1Lieber Institute for Brain Development, Johns Hopkins Medical Campus, Japan; Lieber Institute for Brain
Development, Johns Hopkins Medical Campus, USA 2Lieber Institute for Brain Development, Johns Hopkins
Medical Campus, USA 3Lieber Institute for Brain Development, Johns Hopkins Medical Campus, Korea 4Lieber
Institute for Brain Development, Johns Hopkins Medical Campus, China 5Lieber Institute for Brain Development,
Johns Hopkins Medical Campus, Italy

Background/Objective: PGC II, the largest available genome-wide association study (GWAS)
interrogating genetic risk factors for schizophrenia, has identified four linkage-disequilibrium
(LD)-independent schizophrenia-associated genetic variants in three genomic loci on 22q13 (2014,
Ripke et al.). However, the molecular effects of these GWAS-implicated variants remain unknown.
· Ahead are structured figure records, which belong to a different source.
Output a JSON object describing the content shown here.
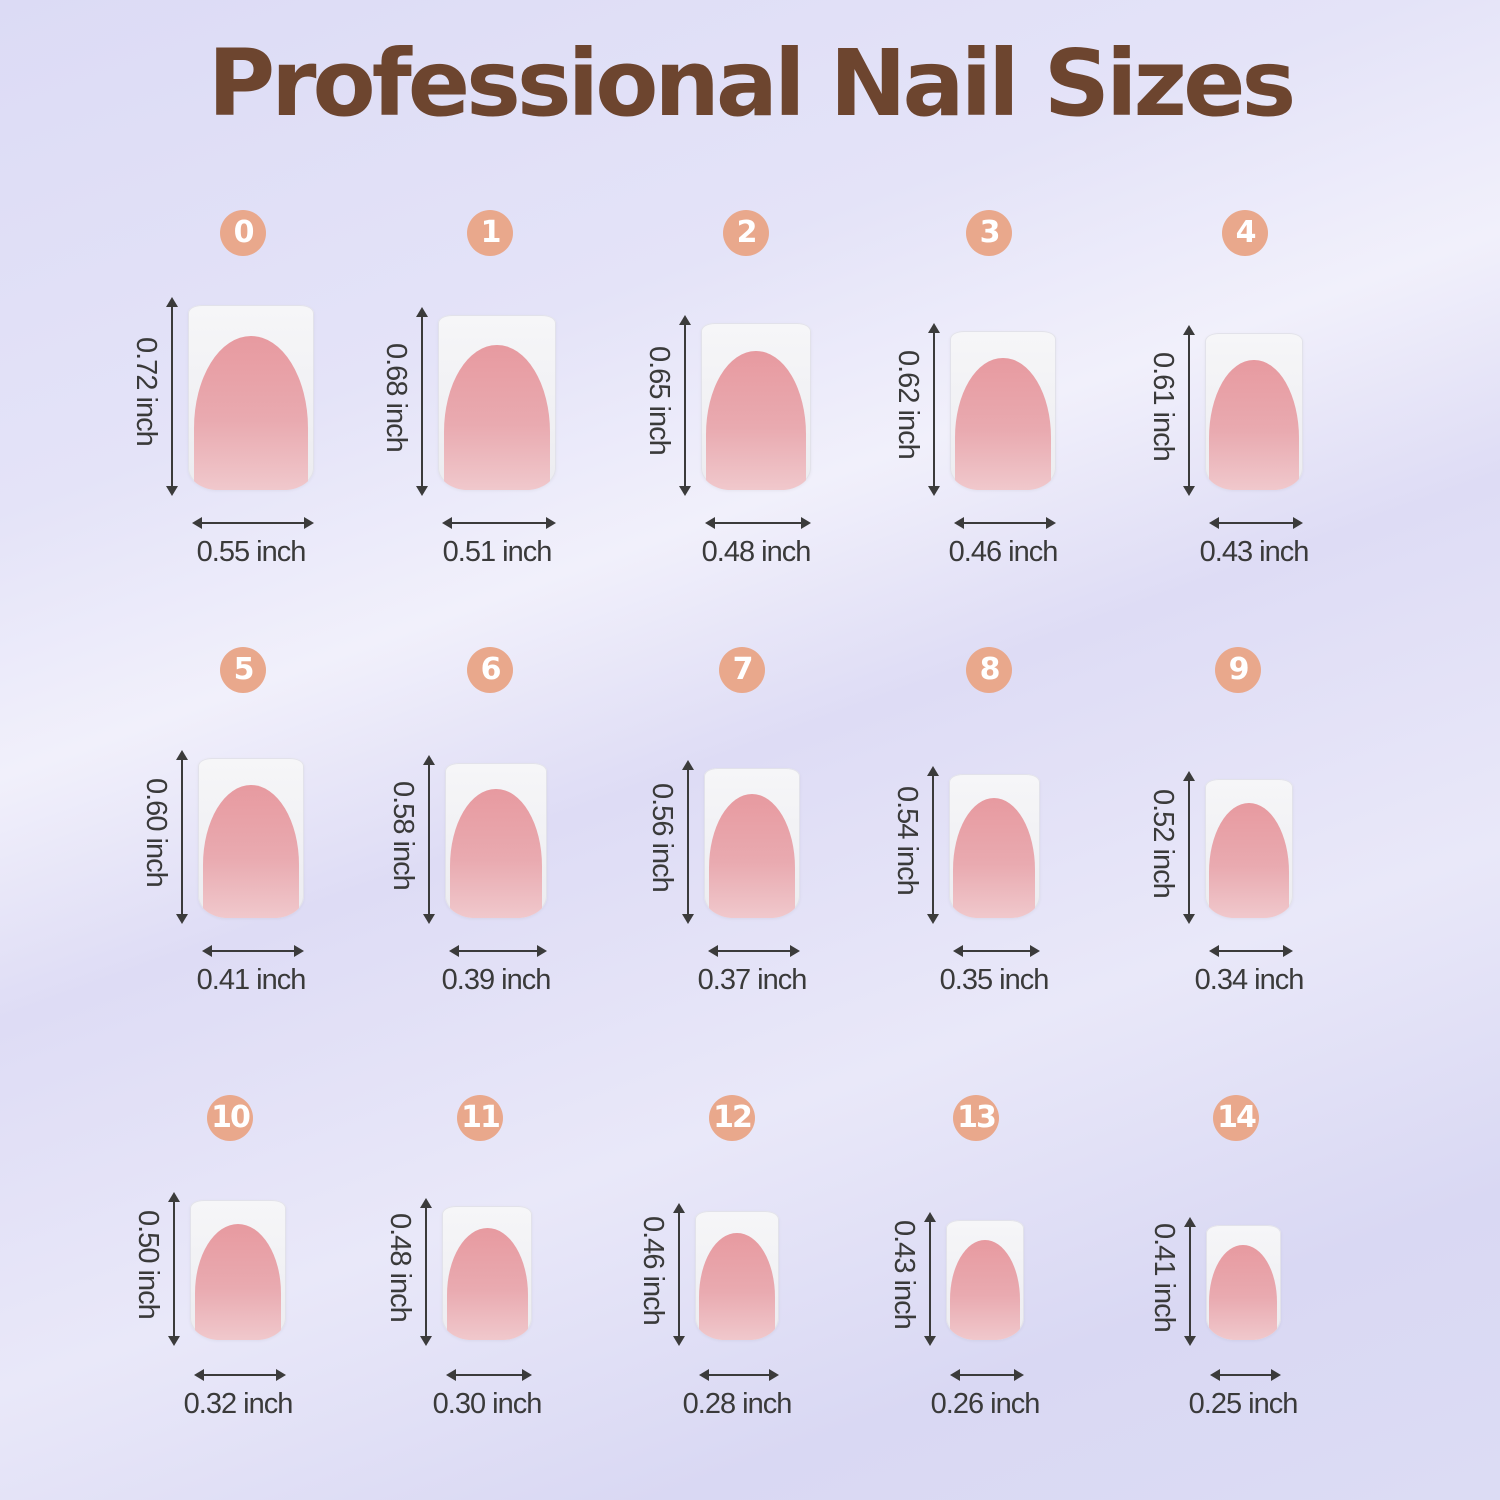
{
  "title": "Professional Nail Sizes",
  "colors": {
    "title": "#6d452f",
    "badge": "#e9a88c",
    "nail_bed": "#e79aa0",
    "background": "#dcdbf5"
  },
  "nails": [
    {
      "number": "0",
      "height": "0.72 inch",
      "width": "0.55 inch"
    },
    {
      "number": "1",
      "height": "0.68 inch",
      "width": "0.51 inch"
    },
    {
      "number": "2",
      "height": "0.65 inch",
      "width": "0.48 inch"
    },
    {
      "number": "3",
      "height": "0.62 inch",
      "width": "0.46 inch"
    },
    {
      "number": "4",
      "height": "0.61 inch",
      "width": "0.43 inch"
    },
    {
      "number": "5",
      "height": "0.60 inch",
      "width": "0.41 inch"
    },
    {
      "number": "6",
      "height": "0.58 inch",
      "width": "0.39 inch"
    },
    {
      "number": "7",
      "height": "0.56 inch",
      "width": "0.37 inch"
    },
    {
      "number": "8",
      "height": "0.54 inch",
      "width": "0.35 inch"
    },
    {
      "number": "9",
      "height": "0.52 inch",
      "width": "0.34 inch"
    },
    {
      "number": "10",
      "height": "0.50 inch",
      "width": "0.32 inch"
    },
    {
      "number": "11",
      "height": "0.48 inch",
      "width": "0.30 inch"
    },
    {
      "number": "12",
      "height": "0.46 inch",
      "width": "0.28 inch"
    },
    {
      "number": "13",
      "height": "0.43 inch",
      "width": "0.26 inch"
    },
    {
      "number": "14",
      "height": "0.41 inch",
      "width": "0.25 inch"
    }
  ]
}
Method: To investigate whether these variants affect gene expression in prefrontal human
postmortem brain, we performed exon-level and junction-level as well as gene-level analyses using
next-generation RNA-sequencing technology.

Result: The PGC II schizophrenia-associated variants were independently associated with NAGA
(rs134873 P CYP2D6-corrected=2.12×10-8, rs1023499 P CYP2D6-corrected=2.39×10-3) and
CYP2D6 expression (rs134873 P NAGA-corrected=4.66×10-20, rs1023499 P
NAGA-corrected=8.36×10-4) in a combined cohort of 129 patients with schizophrenia and 195
non-neurologic non-psychiatric controls. NAGA was more highly expressed in schizophrenia
compared to control subjects (P=2.59×10-4), while there was no difference in CYP2D6 expression
between patients and controls (P>0.05). Both risk associated SNPs were also associated with
expression of a transcript-specific 3’UTR of NAGA (ENST00000396398) (rs134873 P=1.66×10-11,
rs1023499 P=1.66×10-6).

Conclusion: Our findings demonstrate that LD-independent schizophrenia-associated variants in the
22q13 locus regulate NAGA expression in adult human brain. These findings provide the first
demonstration of the molecular pathology of risk for schizophrenia from genetic variation at 22q13.